CHARLESTON, W. VA. (June 10, 2016) – A West Virginia law setting the foundation to nullify in practice some Food and Drug Administration (FDA) rules that deny access to experimental treatments by terminally ill patients is now in effect.

A bipartisan coalition of four representatives introduced Senate Bill 416 (SB416) back in January. The legislation gives terminally ill patients access to medicines not yet given final approval for use by the FDA.

The House passed an amended version of SB416 100-0. The Senate originally approved the measure by a vote of 33-0 and then unanimously concurred with House amendments. Gov. Earl Ray Tomblin signed the bill on March 23, and it went into effect last month.

The Federal Food, Drug, and Cosmetic Act prohibits general access to experimental drugs. However, under the expanded access provision of the Federal Food, Drug, and Cosmetic Act, 21 U.S.C. 360bbb, patients with serious or immediately life-threatening diseases may access experimental drugs after receiving express FDA approval.

The West Virginia Right to Try law bypasses the FDA expanded access program and allow patients to obtain experimental drugs from manufacturers without first obtaining FDA approval. This procedure directly conflicts with the federal expanded access program and sets the stage to nullify it in practice.

“Americans shouldn’t have to ask the government for permission to try to save their own lives,” said Darcy Olsen, president of the Goldwater Institute. “They should be able to work with their doctors directly to decide what potentially life-saving treatments they are willing to try. This is exactly what Right To Try does.”

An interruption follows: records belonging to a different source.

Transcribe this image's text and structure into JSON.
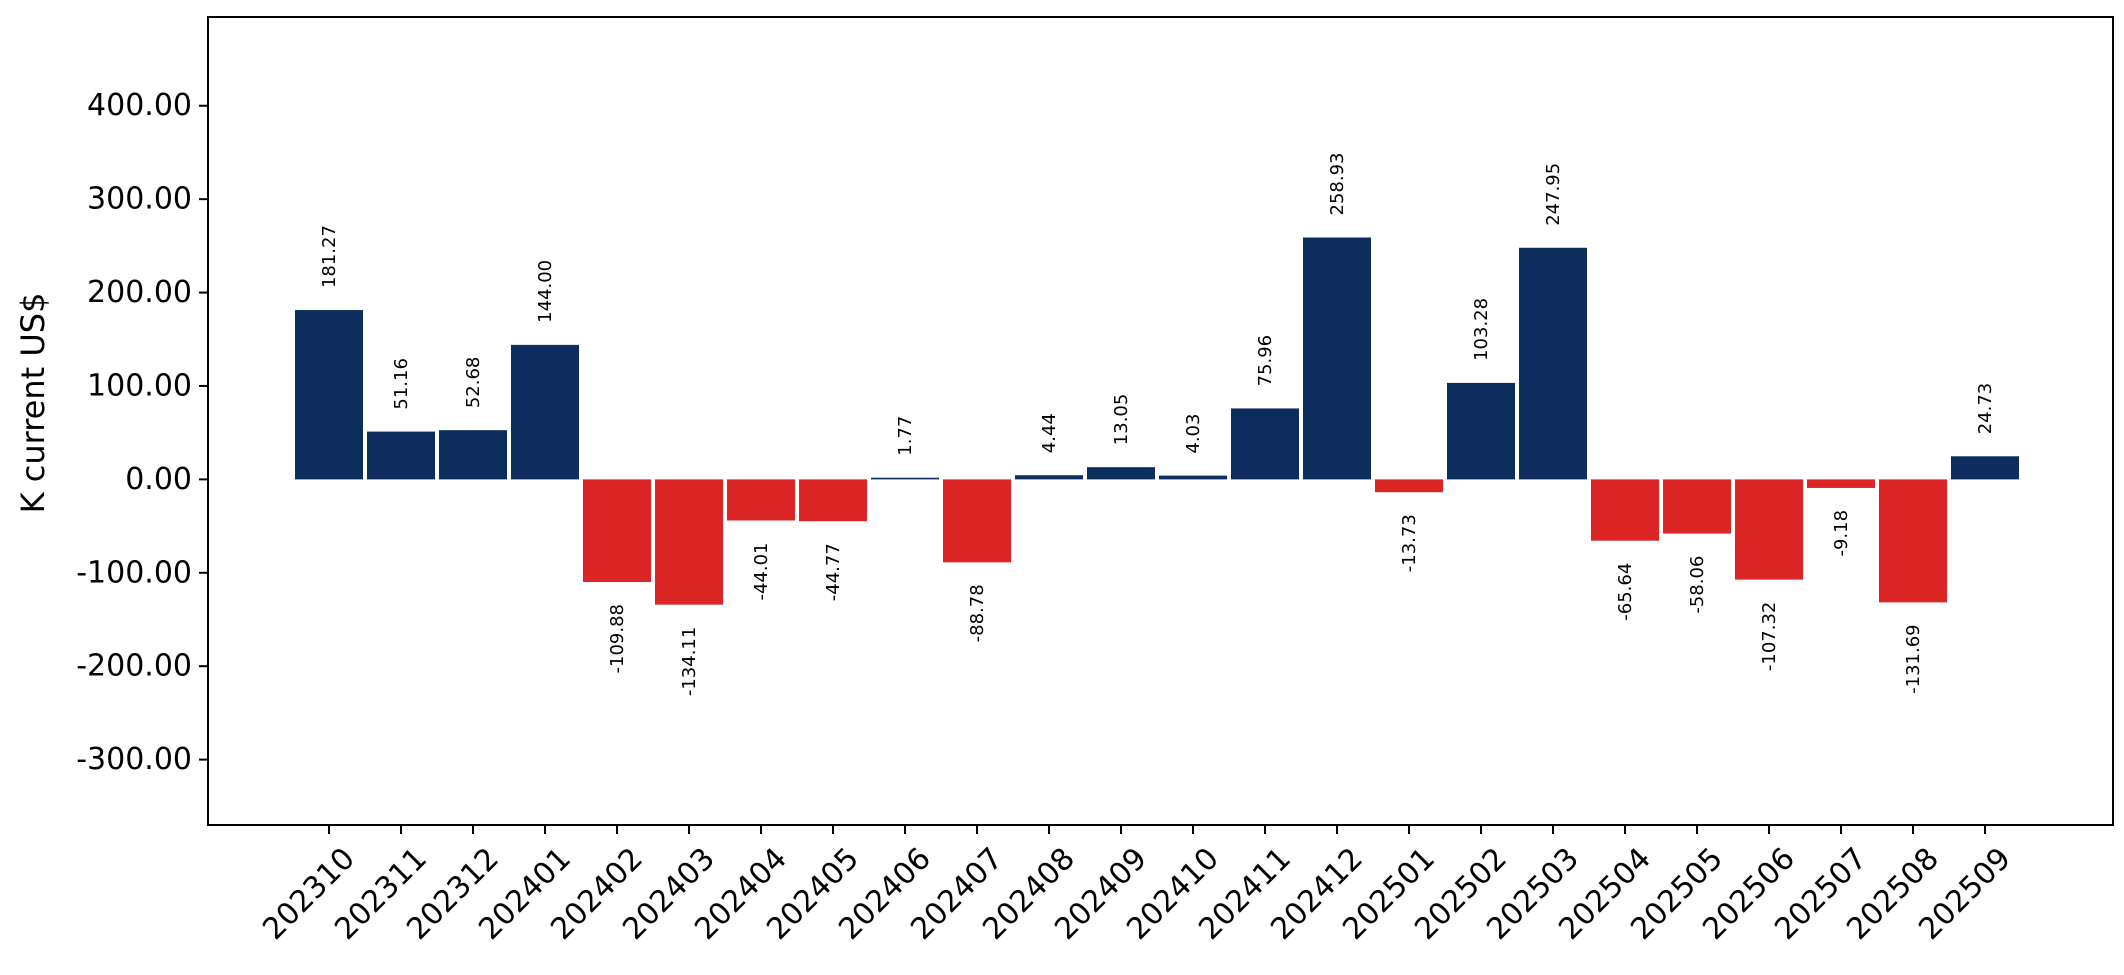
{
  "chart_data": {
    "type": "bar",
    "title": "",
    "xlabel": "",
    "ylabel": "K current US$",
    "ylim": [
      -370,
      495
    ],
    "yticks": [
      -300,
      -200,
      -100,
      0,
      100,
      200,
      300,
      400
    ],
    "ytick_labels": [
      "-300.00",
      "-200.00",
      "-100.00",
      "0.00",
      "100.00",
      "200.00",
      "300.00",
      "400.00"
    ],
    "grid": false,
    "legend": "none",
    "colors": {
      "positive": "#0d2d5c",
      "negative": "#dc2626"
    },
    "categories": [
      "202310",
      "202311",
      "202312",
      "202401",
      "202402",
      "202403",
      "202404",
      "202405",
      "202406",
      "202407",
      "202408",
      "202409",
      "202410",
      "202411",
      "202412",
      "202501",
      "202502",
      "202503",
      "202504",
      "202505",
      "202506",
      "202507",
      "202508",
      "202509"
    ],
    "values": [
      181.27,
      51.16,
      52.68,
      144.0,
      -109.88,
      -134.11,
      -44.01,
      -44.77,
      1.77,
      -88.78,
      4.44,
      13.05,
      4.03,
      75.96,
      258.93,
      -13.73,
      103.28,
      247.95,
      -65.64,
      -58.06,
      -107.32,
      -9.18,
      -131.69,
      24.73
    ],
    "value_labels": [
      "181.27",
      "51.16",
      "52.68",
      "144.00",
      "-109.88",
      "-134.11",
      "-44.01",
      "-44.77",
      "1.77",
      "-88.78",
      "4.44",
      "13.05",
      "4.03",
      "75.96",
      "258.93",
      "-13.73",
      "103.28",
      "247.95",
      "-65.64",
      "-58.06",
      "-107.32",
      "-9.18",
      "-131.69",
      "24.73"
    ]
  }
}
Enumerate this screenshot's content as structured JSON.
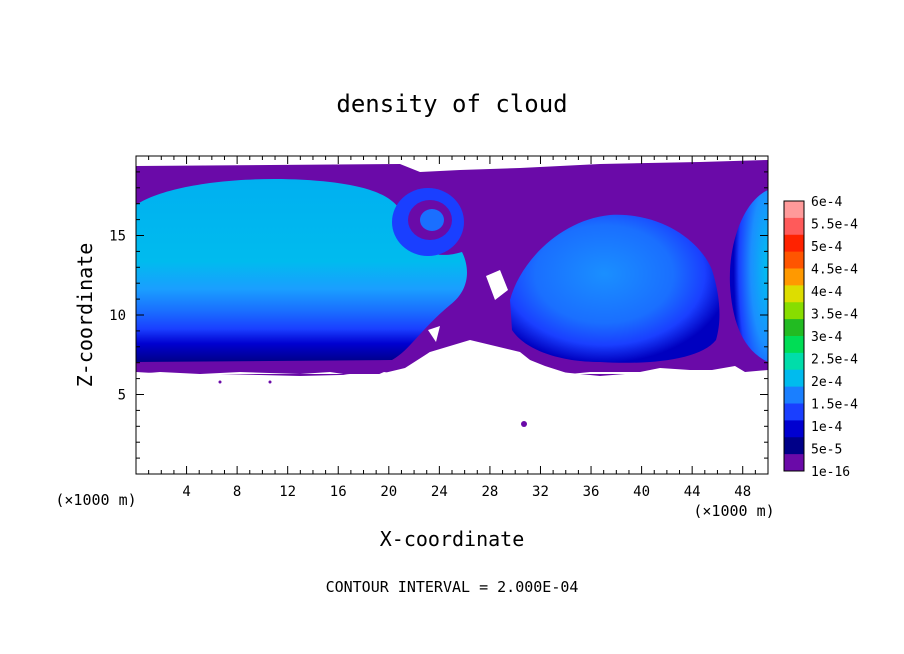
{
  "chart_data": {
    "type": "heatmap",
    "title": "density of cloud",
    "xlabel": "X-coordinate",
    "ylabel": "Z-coordinate",
    "x_unit_label": "(×1000 m)",
    "y_unit_label": "(×1000 m)",
    "xlim": [
      0,
      50
    ],
    "ylim": [
      0,
      20
    ],
    "x_ticks": [
      4,
      8,
      12,
      16,
      20,
      24,
      28,
      32,
      36,
      40,
      44,
      48
    ],
    "y_ticks": [
      5,
      10,
      15
    ],
    "grid": false,
    "legend_position": "right",
    "contour_interval_text": "CONTOUR INTERVAL = 2.000E-04",
    "colorbar": {
      "labels": [
        "6e-4",
        "5.5e-4",
        "5e-4",
        "4.5e-4",
        "4e-4",
        "3.5e-4",
        "3e-4",
        "2.5e-4",
        "2e-4",
        "1.5e-4",
        "1e-4",
        "5e-5",
        "1e-16"
      ],
      "colors": [
        "#ff9a9a",
        "#ff5a5a",
        "#ff2200",
        "#ff5500",
        "#ff9900",
        "#dddd00",
        "#88dd00",
        "#22bb22",
        "#00dd55",
        "#00ddaa",
        "#00bbee",
        "#1a7fff",
        "#1a3fff",
        "#0000d0",
        "#000088",
        "#6a0aa8"
      ],
      "value_min": 1e-16,
      "value_max": 0.0006
    },
    "features": [
      {
        "name": "left cloud mass",
        "x_range": [
          0,
          22
        ],
        "z_range": [
          6.3,
          19.6
        ],
        "peak_value": 0.00013
      },
      {
        "name": "vortex",
        "center_x": 22.5,
        "center_z": 15.8,
        "peak_value": 0.0001
      },
      {
        "name": "right cloud mass",
        "x_range": [
          30,
          46
        ],
        "z_range": [
          6.3,
          16.3
        ],
        "peak_value": 0.00012
      },
      {
        "name": "right edge mass",
        "x_range": [
          47,
          50
        ],
        "z_range": [
          6.3,
          17.8
        ],
        "peak_value": 0.00013
      },
      {
        "name": "isolated patch",
        "center_x": 30.8,
        "center_z": 3.2,
        "peak_value": 5e-05
      }
    ]
  }
}
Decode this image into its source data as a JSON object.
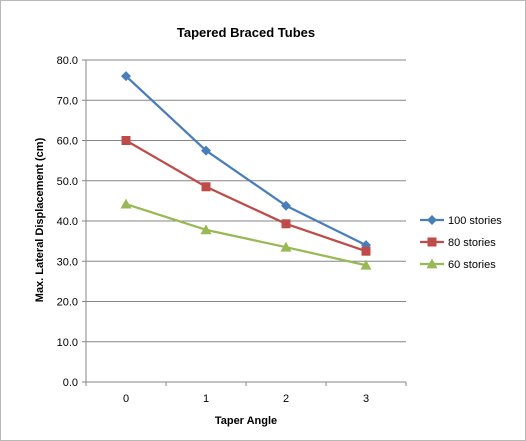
{
  "chart_data": {
    "type": "line",
    "title": "Tapered Braced Tubes",
    "xlabel": "Taper Angle",
    "ylabel": "Max. Lateral Displacement (cm)",
    "categories": [
      "0",
      "1",
      "2",
      "3"
    ],
    "ylim": [
      0,
      80
    ],
    "y_ticks": [
      "0.0",
      "10.0",
      "20.0",
      "30.0",
      "40.0",
      "50.0",
      "60.0",
      "70.0",
      "80.0"
    ],
    "grid": true,
    "legend_position": "right",
    "series": [
      {
        "name": "100 stories",
        "values": [
          76.0,
          57.5,
          43.8,
          34.0
        ],
        "color": "#4a7ebb",
        "marker": "diamond"
      },
      {
        "name": "80 stories",
        "values": [
          60.0,
          48.5,
          39.3,
          32.5
        ],
        "color": "#be4b48",
        "marker": "square"
      },
      {
        "name": "60 stories",
        "values": [
          44.2,
          37.8,
          33.5,
          29.0
        ],
        "color": "#98b954",
        "marker": "triangle"
      }
    ]
  }
}
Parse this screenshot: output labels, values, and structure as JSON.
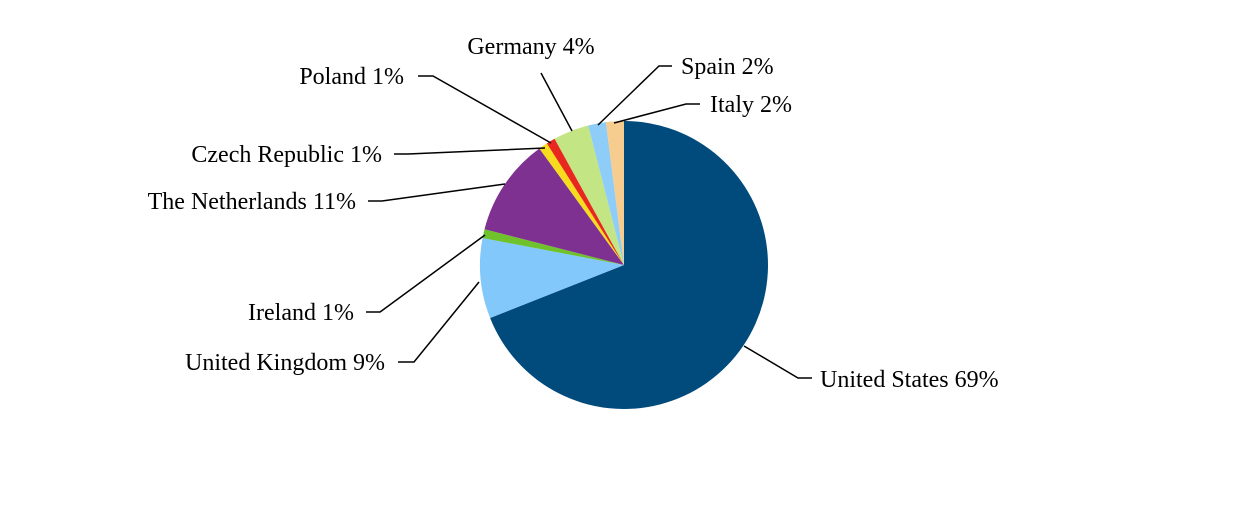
{
  "chart_data": {
    "type": "pie",
    "title": "",
    "start_angle_deg": 0,
    "direction": "clockwise",
    "slices": [
      {
        "name": "United States",
        "value": 69,
        "label": "United States 69%",
        "color": "#004A7C"
      },
      {
        "name": "United Kingdom",
        "value": 9,
        "label": "United Kingdom 9%",
        "color": "#82C8FA"
      },
      {
        "name": "Ireland",
        "value": 1,
        "label": "Ireland 1%",
        "color": "#6FC22C"
      },
      {
        "name": "The Netherlands",
        "value": 11,
        "label": "The Netherlands 11%",
        "color": "#7F3192"
      },
      {
        "name": "Czech Republic",
        "value": 1,
        "label": "Czech Republic 1%",
        "color": "#F7DC1E"
      },
      {
        "name": "Poland",
        "value": 1,
        "label": "Poland 1%",
        "color": "#E8281F"
      },
      {
        "name": "Germany",
        "value": 4,
        "label": "Germany 4%",
        "color": "#C3E583"
      },
      {
        "name": "Spain",
        "value": 2,
        "label": "Spain 2%",
        "color": "#8ECDF7"
      },
      {
        "name": "Italy",
        "value": 2,
        "label": "Italy 2%",
        "color": "#F6CD8E"
      }
    ]
  }
}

The law also provides protection to health care providers, with a prohibition against revoking a license or issuing sanctions based on recommendation or issuance of such investigational treatments. SB416 reads, in part:

“Notwithstanding any other law, a licensing board may not revoke, fail to renew, suspend or take any action against a health care provider’s license…based solely on the health care provider’s recommendations to an eligible patient regarding access to or treatment with an investigational drug, biological product or device, as long as the recommendations are consistent with medical standards of care. Action against a health care provider’s medicare certification based solely on the health care provider’s recommendation that a patient have access to an investigational drug, biological product or device is prohibited.”

In addition, lawsuits against physicians who comply under the terms specified in SB416 are prohibited:

“This article does not create a private cause of action against a manufacturer of an investigational drug, biological product or device, against a health care provider as defined in section two, article seven-b, chapter fifty-five of this Code, or against any other person or entity involved in the care of an eligible patient using the investigational drug, biological product or device, for any harm done to the eligible patient resulting from the investigational drug, biological product or device, so long as the manufacturer, health care provider, or other person or entity is complying in good faith with the terms of this article.”

Although this type of bill only addresses one small aspect of FDA regulation, it provides a clear model that demonstrates how to nullify federal statutes that violate the Constitution. The strategy narrows the influence of nullification to limited aspects of the law itself, which has proven to be very effective.

West Virginia joins more than two-dozen other states that have approved Right to Try legislation. The momentum has built very quickly behind this idea, with most of these states passing these laws within the past year alone. This rapid progress shows that Americans from across the political spectrum intuitively understand that these FDA regulations are harmful and must be mitigated through state-level action.